Für die Anwesen Vordere Gasse 11 und 13, bei denen es sich „im Prinzip um drei Einzelgebäude“ handelt, wurde nach weiterer Mitteilung der Bürgermeisterin bereits eine Detailplanung erarbeitet, die jedoch noch nicht veröffentlicht wurde. Man könne das Einzeldenkmal Vordere Gasse 13 separat betrachten oder zusammen mit den beiden Gebäuden Vordere Gasse 11.

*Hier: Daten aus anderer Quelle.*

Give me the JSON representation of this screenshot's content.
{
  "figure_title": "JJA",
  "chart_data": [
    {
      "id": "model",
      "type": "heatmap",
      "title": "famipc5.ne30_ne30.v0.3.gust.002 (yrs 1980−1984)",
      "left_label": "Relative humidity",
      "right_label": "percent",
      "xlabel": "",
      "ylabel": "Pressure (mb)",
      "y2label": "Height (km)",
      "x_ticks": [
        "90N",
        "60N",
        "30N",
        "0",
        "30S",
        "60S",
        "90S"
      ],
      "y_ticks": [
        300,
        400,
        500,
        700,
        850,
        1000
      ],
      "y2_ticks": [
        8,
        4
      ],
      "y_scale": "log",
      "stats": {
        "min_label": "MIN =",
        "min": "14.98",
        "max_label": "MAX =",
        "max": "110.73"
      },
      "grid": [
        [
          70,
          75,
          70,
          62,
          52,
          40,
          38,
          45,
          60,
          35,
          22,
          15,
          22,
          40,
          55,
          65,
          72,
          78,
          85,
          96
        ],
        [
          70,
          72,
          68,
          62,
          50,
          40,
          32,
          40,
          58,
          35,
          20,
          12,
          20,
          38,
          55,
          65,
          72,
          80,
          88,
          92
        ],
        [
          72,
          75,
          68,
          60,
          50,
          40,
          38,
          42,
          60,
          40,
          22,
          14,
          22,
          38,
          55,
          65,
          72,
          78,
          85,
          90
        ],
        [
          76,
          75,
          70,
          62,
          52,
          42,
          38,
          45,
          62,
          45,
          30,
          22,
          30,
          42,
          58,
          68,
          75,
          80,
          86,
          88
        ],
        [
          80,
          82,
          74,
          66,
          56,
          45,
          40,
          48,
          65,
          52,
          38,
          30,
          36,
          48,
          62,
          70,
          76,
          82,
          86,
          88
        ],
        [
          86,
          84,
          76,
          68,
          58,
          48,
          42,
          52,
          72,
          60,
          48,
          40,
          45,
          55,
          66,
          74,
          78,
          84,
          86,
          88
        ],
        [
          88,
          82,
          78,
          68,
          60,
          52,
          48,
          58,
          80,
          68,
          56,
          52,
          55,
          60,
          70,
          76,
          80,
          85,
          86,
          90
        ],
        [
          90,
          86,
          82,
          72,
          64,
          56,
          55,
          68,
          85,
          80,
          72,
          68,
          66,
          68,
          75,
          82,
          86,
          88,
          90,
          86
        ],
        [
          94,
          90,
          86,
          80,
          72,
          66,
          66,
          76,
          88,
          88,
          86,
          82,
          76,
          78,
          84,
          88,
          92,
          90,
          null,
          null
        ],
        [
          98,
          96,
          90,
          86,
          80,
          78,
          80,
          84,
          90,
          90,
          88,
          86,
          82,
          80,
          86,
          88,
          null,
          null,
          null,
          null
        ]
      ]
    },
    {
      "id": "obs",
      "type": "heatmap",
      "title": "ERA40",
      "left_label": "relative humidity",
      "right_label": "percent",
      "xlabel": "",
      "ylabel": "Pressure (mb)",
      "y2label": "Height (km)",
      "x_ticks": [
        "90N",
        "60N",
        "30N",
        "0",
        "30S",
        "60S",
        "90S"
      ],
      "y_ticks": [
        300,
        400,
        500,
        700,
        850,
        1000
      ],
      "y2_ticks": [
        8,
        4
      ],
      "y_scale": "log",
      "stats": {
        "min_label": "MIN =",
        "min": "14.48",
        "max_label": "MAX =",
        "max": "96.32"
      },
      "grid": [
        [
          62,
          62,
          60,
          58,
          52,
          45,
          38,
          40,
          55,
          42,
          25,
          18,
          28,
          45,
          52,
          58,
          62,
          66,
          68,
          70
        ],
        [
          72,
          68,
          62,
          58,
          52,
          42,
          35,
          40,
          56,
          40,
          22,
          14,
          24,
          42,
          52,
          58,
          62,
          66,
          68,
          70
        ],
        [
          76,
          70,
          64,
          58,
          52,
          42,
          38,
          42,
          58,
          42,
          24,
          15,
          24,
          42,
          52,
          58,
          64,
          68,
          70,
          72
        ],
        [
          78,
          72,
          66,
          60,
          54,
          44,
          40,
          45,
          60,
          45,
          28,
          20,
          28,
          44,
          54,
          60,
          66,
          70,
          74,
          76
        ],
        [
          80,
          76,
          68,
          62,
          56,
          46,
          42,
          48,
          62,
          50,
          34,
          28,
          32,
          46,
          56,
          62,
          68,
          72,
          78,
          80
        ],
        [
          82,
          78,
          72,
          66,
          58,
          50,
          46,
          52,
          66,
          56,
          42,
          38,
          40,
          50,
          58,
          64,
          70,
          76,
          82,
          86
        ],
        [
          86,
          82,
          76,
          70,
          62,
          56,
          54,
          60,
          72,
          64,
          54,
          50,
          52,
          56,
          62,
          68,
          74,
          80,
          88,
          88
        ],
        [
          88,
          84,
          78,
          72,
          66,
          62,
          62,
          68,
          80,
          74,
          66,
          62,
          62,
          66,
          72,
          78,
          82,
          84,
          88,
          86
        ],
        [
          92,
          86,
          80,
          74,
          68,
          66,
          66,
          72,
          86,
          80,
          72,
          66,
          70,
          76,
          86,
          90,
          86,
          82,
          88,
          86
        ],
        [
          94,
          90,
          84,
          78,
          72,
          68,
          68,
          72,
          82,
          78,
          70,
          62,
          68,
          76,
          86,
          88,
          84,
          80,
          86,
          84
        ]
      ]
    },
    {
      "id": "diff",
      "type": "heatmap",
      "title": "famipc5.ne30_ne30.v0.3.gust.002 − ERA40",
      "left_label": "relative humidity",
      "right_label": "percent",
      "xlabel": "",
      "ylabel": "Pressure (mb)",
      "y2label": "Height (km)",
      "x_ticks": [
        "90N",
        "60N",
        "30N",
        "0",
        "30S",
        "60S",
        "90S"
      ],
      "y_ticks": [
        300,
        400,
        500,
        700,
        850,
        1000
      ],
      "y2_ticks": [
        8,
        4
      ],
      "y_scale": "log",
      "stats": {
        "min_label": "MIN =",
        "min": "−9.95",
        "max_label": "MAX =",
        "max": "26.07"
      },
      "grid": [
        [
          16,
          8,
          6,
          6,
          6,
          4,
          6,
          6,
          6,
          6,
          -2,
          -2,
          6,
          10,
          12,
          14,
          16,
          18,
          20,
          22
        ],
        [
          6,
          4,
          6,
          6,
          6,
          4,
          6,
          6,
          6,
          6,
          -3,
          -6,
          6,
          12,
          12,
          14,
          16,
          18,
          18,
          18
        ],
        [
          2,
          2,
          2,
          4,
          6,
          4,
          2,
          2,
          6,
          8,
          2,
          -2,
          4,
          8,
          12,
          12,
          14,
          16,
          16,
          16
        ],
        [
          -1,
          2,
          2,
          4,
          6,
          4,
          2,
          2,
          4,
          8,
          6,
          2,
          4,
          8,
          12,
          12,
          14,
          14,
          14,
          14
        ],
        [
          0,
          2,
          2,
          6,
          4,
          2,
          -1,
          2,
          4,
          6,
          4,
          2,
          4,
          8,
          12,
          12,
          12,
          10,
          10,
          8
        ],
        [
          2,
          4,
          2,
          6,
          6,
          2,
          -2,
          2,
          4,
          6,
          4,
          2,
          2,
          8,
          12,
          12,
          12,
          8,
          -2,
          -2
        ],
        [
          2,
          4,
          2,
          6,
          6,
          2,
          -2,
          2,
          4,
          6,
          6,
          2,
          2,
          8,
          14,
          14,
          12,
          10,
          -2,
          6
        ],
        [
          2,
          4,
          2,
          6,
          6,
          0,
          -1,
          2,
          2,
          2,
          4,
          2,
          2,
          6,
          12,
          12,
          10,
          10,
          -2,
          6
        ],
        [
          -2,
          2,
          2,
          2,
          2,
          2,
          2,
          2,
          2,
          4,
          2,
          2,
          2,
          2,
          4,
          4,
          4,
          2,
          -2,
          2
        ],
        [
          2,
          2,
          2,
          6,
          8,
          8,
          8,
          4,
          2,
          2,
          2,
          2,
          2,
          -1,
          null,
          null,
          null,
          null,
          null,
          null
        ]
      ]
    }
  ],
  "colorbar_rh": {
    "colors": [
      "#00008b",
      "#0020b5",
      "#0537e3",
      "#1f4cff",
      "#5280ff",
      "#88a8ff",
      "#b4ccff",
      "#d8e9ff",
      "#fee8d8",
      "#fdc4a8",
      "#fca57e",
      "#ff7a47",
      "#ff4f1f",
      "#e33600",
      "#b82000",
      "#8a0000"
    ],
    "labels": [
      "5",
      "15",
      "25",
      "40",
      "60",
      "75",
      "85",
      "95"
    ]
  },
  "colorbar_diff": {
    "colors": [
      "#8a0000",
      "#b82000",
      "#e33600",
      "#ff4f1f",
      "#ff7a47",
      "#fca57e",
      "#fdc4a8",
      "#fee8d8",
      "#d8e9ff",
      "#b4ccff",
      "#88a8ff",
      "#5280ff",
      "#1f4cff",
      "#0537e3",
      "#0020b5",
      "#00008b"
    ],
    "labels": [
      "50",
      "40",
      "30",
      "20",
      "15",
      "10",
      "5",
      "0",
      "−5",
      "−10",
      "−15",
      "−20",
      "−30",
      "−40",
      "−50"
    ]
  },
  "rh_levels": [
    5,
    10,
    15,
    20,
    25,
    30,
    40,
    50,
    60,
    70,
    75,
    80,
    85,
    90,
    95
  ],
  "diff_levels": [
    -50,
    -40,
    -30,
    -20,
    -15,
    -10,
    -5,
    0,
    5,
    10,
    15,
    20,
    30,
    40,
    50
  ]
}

Es gebe „hochattraktive“ Fördermöglichkeiten von der Städtebauförderung für die Aktivierung von Leerstand im Altstadtbereich, erklärt Jechnerer. Diese müssten aus Sicht der Kommune so ausfallen, dass die Mehrkosten, die durch die Rahmenbedingungen am Standort Altstadt entstehen, auf jeden Fall ausgeglichen würden – egal, ob eine Privatperson oder ein Bauträger die Maßnahme realisiert. Es sei ein Bestreben der Stadt, in den Austausch mit den Förderstellen zu gehen, damit auch Bauträger von den Zuschüssen profitieren können.
Die Rathauschefin macht darauf aufmerksam, dass die Kommune selbst ebenfalls Förderprogramme für die Altstadt aufgelegt hat, um für Immobilienbesitzer einen Anreiz zur Sanierung zu schaffen.